Any chance you can reproduce it in a minimal code example?

Dark_Photon · May 16, 2010, 12:21pm

Didn’t experience this on the latest ATI beta drivers, and you shouldn’t have to call glValidateProgram at all.

Unlike NV (AFAICT), ATI does actually validate the program against the existing GL state (e.g. bound texture types) which is the whole purpose of the API, so you do want to ensure that’s set up properly first.

Suggest you run a memory debugger on your app. Sounds like either you or the ATI driver (or both) have memory problems to find.

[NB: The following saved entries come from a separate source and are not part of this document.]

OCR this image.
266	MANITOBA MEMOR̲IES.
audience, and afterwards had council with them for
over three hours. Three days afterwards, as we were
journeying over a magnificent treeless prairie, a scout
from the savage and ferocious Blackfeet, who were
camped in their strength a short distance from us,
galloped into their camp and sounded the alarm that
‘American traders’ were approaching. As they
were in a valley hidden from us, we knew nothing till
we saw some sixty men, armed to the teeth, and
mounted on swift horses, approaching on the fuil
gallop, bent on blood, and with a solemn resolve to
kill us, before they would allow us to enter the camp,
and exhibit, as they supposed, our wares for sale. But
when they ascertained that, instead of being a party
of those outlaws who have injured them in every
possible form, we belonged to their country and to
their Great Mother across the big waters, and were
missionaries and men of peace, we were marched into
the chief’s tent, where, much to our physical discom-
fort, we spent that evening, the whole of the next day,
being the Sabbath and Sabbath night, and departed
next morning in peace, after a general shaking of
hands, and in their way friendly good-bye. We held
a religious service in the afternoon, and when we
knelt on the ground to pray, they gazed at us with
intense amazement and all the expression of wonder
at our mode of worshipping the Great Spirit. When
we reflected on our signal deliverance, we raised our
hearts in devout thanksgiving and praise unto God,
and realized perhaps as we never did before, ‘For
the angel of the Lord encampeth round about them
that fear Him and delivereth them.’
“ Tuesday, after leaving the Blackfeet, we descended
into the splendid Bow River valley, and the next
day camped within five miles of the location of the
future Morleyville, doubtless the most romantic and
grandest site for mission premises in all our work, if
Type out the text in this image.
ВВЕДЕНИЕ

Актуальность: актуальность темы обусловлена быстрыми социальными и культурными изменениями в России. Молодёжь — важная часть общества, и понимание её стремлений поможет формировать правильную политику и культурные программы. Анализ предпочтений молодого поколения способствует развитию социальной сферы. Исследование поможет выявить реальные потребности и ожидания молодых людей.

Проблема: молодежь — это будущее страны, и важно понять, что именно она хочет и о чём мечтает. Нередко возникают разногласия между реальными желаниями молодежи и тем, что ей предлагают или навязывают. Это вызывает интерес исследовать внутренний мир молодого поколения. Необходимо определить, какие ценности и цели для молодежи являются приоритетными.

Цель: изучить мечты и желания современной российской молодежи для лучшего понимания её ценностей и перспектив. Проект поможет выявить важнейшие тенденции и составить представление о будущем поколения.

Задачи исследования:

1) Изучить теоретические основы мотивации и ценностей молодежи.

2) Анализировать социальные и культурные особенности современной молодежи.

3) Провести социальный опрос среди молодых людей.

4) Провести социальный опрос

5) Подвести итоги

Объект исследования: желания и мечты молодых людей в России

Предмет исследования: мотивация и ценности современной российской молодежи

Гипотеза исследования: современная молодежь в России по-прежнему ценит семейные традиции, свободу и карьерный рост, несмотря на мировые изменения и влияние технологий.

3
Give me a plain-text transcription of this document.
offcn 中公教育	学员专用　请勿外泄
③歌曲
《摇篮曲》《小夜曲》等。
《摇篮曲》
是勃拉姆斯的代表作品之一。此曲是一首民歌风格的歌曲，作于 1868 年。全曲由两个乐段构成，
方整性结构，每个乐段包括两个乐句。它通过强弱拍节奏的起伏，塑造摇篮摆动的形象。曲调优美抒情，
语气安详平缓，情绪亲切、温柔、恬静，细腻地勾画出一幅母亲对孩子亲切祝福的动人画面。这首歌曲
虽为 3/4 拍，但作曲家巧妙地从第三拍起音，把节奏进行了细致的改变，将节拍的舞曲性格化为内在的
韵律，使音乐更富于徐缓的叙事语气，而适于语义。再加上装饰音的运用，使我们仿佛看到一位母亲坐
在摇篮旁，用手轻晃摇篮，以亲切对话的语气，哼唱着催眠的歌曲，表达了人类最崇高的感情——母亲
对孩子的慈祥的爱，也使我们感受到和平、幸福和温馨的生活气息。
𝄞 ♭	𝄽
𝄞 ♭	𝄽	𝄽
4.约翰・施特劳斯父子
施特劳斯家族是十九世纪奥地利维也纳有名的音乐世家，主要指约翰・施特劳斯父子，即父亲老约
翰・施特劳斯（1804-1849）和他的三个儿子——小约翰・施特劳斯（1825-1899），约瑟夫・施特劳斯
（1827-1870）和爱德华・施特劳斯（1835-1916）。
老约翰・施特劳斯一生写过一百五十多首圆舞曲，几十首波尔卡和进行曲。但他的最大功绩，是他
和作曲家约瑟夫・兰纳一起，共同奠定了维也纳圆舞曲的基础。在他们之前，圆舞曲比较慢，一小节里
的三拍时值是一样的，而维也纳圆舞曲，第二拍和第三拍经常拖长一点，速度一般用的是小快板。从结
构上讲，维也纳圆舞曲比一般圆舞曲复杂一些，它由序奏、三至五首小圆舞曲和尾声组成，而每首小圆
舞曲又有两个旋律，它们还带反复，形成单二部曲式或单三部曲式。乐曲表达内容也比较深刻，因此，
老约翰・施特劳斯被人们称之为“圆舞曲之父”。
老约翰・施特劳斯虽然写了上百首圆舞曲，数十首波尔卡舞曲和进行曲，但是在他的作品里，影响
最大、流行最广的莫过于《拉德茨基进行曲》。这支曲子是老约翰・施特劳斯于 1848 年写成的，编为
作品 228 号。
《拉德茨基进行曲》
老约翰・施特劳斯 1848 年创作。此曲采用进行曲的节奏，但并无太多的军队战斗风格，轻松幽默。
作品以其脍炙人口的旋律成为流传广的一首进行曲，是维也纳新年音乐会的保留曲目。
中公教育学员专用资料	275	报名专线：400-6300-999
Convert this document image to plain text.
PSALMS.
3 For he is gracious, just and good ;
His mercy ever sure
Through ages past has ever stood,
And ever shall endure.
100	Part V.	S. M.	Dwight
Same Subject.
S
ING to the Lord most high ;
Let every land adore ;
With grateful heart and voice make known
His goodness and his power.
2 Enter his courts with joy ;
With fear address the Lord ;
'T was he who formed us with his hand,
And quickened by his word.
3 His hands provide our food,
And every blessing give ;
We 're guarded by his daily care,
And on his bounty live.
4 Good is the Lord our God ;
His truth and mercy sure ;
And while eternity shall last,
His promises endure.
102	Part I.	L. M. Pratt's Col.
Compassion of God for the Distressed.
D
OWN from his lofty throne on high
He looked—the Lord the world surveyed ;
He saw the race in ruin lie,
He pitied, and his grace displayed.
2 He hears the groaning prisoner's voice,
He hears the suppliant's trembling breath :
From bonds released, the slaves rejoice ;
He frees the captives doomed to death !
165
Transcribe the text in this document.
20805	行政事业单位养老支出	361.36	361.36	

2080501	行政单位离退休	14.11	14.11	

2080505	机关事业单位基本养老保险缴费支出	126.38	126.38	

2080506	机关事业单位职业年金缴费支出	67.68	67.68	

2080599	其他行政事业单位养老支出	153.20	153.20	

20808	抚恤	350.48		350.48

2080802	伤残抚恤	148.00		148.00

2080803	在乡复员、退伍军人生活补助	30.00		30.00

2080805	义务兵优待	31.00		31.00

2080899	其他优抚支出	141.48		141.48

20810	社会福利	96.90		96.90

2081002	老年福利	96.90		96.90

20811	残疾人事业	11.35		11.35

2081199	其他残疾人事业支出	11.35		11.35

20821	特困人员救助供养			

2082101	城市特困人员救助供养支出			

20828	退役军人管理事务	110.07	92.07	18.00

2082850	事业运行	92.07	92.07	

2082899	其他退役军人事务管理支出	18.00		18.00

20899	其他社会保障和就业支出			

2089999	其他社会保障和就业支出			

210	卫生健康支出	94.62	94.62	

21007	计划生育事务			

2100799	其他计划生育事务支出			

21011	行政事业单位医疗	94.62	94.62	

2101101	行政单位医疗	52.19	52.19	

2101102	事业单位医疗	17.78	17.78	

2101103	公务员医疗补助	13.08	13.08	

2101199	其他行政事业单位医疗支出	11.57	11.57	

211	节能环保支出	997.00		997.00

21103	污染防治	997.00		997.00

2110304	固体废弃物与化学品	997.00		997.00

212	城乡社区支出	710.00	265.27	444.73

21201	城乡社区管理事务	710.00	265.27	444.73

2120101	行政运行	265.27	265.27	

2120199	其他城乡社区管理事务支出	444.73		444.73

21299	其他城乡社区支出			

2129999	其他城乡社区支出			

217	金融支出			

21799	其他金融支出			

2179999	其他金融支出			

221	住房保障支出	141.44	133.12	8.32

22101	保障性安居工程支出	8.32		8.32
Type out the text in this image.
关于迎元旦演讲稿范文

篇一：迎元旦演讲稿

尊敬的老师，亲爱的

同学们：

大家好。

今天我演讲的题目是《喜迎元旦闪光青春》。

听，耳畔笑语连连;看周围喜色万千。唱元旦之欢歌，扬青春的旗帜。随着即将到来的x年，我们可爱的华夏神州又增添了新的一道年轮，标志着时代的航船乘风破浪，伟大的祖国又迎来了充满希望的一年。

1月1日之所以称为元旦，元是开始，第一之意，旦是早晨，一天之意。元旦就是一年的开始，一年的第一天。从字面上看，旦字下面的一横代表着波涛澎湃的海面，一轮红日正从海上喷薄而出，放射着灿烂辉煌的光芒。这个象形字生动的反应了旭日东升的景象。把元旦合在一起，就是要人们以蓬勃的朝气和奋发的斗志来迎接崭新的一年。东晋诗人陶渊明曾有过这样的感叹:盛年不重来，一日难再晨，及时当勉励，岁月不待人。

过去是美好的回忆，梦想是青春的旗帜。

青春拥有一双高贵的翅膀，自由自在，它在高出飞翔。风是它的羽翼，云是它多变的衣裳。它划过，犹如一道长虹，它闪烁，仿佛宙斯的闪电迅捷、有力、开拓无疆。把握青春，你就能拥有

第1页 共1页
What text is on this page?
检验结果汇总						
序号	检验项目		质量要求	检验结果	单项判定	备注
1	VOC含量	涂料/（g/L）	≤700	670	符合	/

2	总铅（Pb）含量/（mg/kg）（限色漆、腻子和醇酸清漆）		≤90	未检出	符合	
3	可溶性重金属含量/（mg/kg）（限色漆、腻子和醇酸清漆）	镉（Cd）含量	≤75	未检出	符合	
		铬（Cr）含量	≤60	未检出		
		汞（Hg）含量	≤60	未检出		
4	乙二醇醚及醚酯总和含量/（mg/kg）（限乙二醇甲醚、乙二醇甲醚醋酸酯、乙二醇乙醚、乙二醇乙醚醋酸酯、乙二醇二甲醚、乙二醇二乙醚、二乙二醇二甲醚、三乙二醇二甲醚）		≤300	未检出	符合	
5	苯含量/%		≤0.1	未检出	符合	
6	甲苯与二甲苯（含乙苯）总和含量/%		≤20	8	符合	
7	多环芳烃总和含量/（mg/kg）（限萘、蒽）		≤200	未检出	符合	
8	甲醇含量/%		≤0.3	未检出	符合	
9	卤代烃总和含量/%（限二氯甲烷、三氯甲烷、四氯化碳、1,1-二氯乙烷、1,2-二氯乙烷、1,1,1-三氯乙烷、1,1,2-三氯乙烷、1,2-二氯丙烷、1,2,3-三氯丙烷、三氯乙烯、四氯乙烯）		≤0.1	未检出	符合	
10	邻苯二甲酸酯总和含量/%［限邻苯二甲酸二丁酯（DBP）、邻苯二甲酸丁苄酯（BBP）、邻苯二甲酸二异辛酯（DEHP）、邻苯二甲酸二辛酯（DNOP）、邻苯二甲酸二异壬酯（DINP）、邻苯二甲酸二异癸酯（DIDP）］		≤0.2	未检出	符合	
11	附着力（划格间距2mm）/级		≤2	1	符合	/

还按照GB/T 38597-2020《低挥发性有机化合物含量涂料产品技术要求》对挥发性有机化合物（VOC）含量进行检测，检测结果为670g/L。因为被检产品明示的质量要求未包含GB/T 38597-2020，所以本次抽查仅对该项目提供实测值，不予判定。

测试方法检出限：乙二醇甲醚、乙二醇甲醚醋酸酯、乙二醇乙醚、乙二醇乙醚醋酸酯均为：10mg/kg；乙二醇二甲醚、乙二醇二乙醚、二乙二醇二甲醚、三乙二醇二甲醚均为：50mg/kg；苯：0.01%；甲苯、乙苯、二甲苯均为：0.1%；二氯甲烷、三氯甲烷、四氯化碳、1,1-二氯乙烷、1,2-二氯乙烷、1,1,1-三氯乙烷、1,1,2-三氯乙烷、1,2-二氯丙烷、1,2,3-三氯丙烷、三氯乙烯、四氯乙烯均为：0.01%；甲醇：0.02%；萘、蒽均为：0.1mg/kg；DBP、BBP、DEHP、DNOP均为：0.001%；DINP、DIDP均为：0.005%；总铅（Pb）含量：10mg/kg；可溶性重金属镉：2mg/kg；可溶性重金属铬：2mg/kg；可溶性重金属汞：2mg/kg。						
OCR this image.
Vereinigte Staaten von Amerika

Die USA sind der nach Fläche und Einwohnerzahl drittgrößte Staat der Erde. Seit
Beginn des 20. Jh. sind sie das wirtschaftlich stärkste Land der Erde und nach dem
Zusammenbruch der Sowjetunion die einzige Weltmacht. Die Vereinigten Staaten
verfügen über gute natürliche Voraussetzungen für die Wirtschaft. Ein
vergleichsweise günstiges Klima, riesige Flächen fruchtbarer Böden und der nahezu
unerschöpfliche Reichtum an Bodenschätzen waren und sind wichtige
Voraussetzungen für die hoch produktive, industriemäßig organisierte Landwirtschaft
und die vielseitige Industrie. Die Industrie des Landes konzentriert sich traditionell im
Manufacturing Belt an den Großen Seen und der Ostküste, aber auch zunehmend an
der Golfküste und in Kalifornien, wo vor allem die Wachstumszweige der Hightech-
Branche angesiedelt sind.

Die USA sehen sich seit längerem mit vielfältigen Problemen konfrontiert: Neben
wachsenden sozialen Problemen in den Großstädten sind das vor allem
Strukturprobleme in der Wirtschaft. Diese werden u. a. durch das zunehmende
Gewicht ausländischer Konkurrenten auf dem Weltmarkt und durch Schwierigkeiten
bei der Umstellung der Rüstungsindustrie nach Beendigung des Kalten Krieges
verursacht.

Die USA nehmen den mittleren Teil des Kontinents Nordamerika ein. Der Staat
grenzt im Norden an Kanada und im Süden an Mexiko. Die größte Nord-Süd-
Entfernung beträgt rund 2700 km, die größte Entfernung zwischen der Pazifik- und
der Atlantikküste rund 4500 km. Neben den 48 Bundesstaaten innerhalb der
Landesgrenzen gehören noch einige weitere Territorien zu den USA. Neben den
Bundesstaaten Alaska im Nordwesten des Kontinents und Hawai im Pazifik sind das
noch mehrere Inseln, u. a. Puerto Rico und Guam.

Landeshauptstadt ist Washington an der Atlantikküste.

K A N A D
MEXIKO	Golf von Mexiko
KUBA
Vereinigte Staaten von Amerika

ugluk · May 16, 2010, 1:28pm

This is what gdb say in a backtrace. I have no idea why the basic_strambuf destructor is called after I call GLPrograma::use()

#0 0x0000003cf77c24c9 in ?? () from //usr/lib64/opengl/ati/lib/libGL.so.1
#1 0x0000000000000001 in ?? ()
#2 0x0000000000407db0 in std::basic_streambuf<char, std::char_traits<char> >::~basic_streambuf ()
#3 0x0000000000415f09 in GLPrograma::use (this=0x9e95c0) at utility/gl_programa.cpp:94
#4 0x0000000000408146 in main (argc=1, argv=0x7fffffffdca8) at test/test_array_storea.cpp:162

This backtrace is weird, also the app crashes as soon as it calls glUseProgram() at initialization, unless I validate the program first of course. So I do not have the chance to trash the memory a great deal. Could it be a GLEW problem, I wonder? I’ll try to produce a minimal example.

ugluk · May 16, 2010, 2:22pm

Here’s the minimum sample, do you recall the weird destructor call, shown in the backtrace? It’s from the GL_DEBUG() macro, that I expanded below in the quote. In my opinion, g++ instantiates some stuff on the stack upon entry into the use() method, and ATI fiddles with it which causes a crash somehow? If I remove the debugging stuff, glUseProgram() works just perfect.

In fact, if I put anything on the stack before calling glUseProgram() I get a crash. That is, any local variable causes a crash, even a bool.

glUseProgram(program);
// if I snip below all works fine
do {
GLenum error(glGetError());
if (GL_NO_ERROR != error)
{
std::cerr << gl_error_string(error) << std::endl;
BOOST_ASSERT(0);
}
} while(0);

Dark_Photon · May 16, 2010, 2:43pm

Sounds like you’re running Linux. Run your app under valgrind and it’ll usually point you directly to the error.

Before doing this, you can often get better stack traces by compiling with: gcc -O0 -g3 -ggdb3 -fno-inline …

ugluk · May 16, 2010, 3:24pm

This is what it valgrind said:

==19307== More than 10000000 total errors detected. I’m not reporting any more.
==19307== Final error counts will be inaccurate. Go fix your program!
==19307== Rerun with --error-limit=no to disable this cutoff. Note
==19307== that errors may occur in your program without prior warning from
==19307== Valgrind, because errors are no longer being displayed.
==19307==

But all the reported errors occured outside my app. How am I supposed to fix those errors?

Dark_Photon · May 16, 2010, 4:22pm

You’ll need to work the owner of the software they are in to get them fixed. If they are in the ATI driver, report them. These are beta drivers, and they do expect to get bug reports (with test programs to reproduce the bugs).

Heiko · May 17, 2010, 12:26am

Yup, that is indeed what valgrind does. And it does it for years already with Ati drivers. I’ve been told that the Ati drivers do some tricks with memory that memgrind does not understand. Looking at the valgrind webpage it does indeed say that it can generate false positives (although it should be rare).

system · October 19, 2021, 7:28pm

This topic was automatically closed 183 days after the last reply. New replies are no longer allowed.